Figure 2. MIF overexpression in Mif-lung Tg2.1 founder mice and regulation transcription by The MIF −794 CATT_5–8 promoter polymorphism in response to β-glucan in a CATT-length dependent manner.

(A) Quantitative PCR analysis of Mif mRNA in lung tissue harvested from 3 representative wild type (WT), Mif lung-Tg2.1, and Mif-KO mice at 6 weeks of age. (B) ELISA analysis of MIF content in bronchoalveolar lavage fluid obtained from three mice of indicated strains. (C) Immunohistochemistry analysis of mouse lung tissue stained with anti-MIF pAb showing prominent staining in alveolar epithelium and increased MIF content in Mif lung-Tg2.1 mice.
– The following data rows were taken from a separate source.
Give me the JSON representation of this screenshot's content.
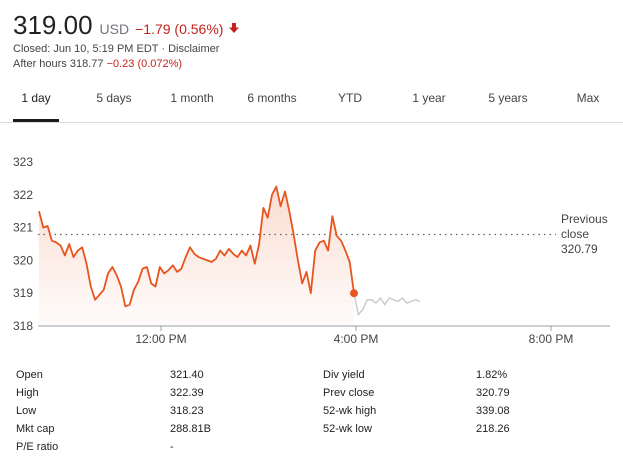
{
  "quote": {
    "price": "319.00",
    "currency": "USD",
    "change": "−1.79 (0.56%)",
    "closed_text": "Closed: Jun 10, 5:19 PM EDT · ",
    "disclaimer": "Disclaimer",
    "after_hours_label": "After hours 318.77 ",
    "after_hours_change": "−0.23 (0.072%)",
    "color_negative": "#c5221f"
  },
  "tabs": [
    "1 day",
    "5 days",
    "1 month",
    "6 months",
    "YTD",
    "1 year",
    "5 years",
    "Max"
  ],
  "active_tab": "1 day",
  "chart_data": {
    "type": "line",
    "y_ticks": [
      "323",
      "322",
      "321",
      "320",
      "319",
      "318"
    ],
    "x_ticks": [
      "12:00 PM",
      "4:00 PM",
      "8:00 PM"
    ],
    "ylim": [
      318,
      323
    ],
    "previous_close_label": [
      "Previous",
      "close",
      "320.79"
    ],
    "previous_close": 320.79,
    "line_color": "#e8541e",
    "after_hours_color": "#cccccc",
    "series": [
      {
        "values": [
          321.5,
          321.0,
          321.05,
          320.6,
          320.55,
          320.45,
          320.15,
          320.5,
          320.1,
          320.3,
          320.4,
          319.9,
          319.2,
          318.8,
          318.95,
          319.1,
          319.6,
          319.8,
          319.55,
          319.2,
          318.6,
          318.65,
          319.1,
          319.35,
          319.75,
          319.8,
          319.3,
          319.2,
          319.8,
          319.6,
          319.7,
          319.85,
          319.65,
          319.75,
          320.1,
          320.4,
          320.2,
          320.1,
          320.05,
          320.0,
          319.95,
          320.05,
          320.3,
          320.15,
          320.35,
          320.2,
          320.1,
          320.3,
          320.15,
          320.45,
          319.9,
          320.5,
          321.6,
          321.3,
          322.0,
          322.25,
          321.65,
          322.1,
          321.5,
          320.8,
          320.0,
          319.3,
          319.65,
          319.0,
          320.3,
          320.55,
          320.6,
          320.3,
          321.35,
          320.75,
          320.6,
          320.3,
          319.95,
          319.0
        ],
        "after_hours": [
          319.0,
          318.35,
          318.5,
          318.8,
          318.8,
          318.7,
          318.85,
          318.65,
          318.85,
          318.8,
          318.75,
          318.85,
          318.7,
          318.75,
          318.8,
          318.75
        ]
      }
    ]
  },
  "stats": {
    "left": [
      {
        "label": "Open",
        "value": "321.40"
      },
      {
        "label": "High",
        "value": "322.39"
      },
      {
        "label": "Low",
        "value": "318.23"
      },
      {
        "label": "Mkt cap",
        "value": "288.81B"
      },
      {
        "label": "P/E ratio",
        "value": "-"
      }
    ],
    "right": [
      {
        "label": "Div yield",
        "value": "1.82%"
      },
      {
        "label": "Prev close",
        "value": "320.79"
      },
      {
        "label": "52-wk high",
        "value": "339.08"
      },
      {
        "label": "52-wk low",
        "value": "218.26"
      }
    ]
  }
}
Tissue sections from a Mif-KO mouse lung was used as an antibody specificity control (200×). Insets show a representative terminal bronchus and sections are representative of three mice per genotype. **p<0.01 by Student’s t test, two tailed. (D) Human pulmonary A549 cells transfected with MIF promoter/luciferase reporter fusion plasmids bearing 0, 5, 6, 7, and 8 CATT repeats were stimulated with 100 ng/ml β-glucan for 8 hrs and luciferase expression expression measured as luminescence relative units (RU). Mean ± SD for quadruplicate determinations, replicated twice. *p<0.05 for comparisons to 5-CATT or to β-glucan stimulation versus control by Student’s T test (two-tailed).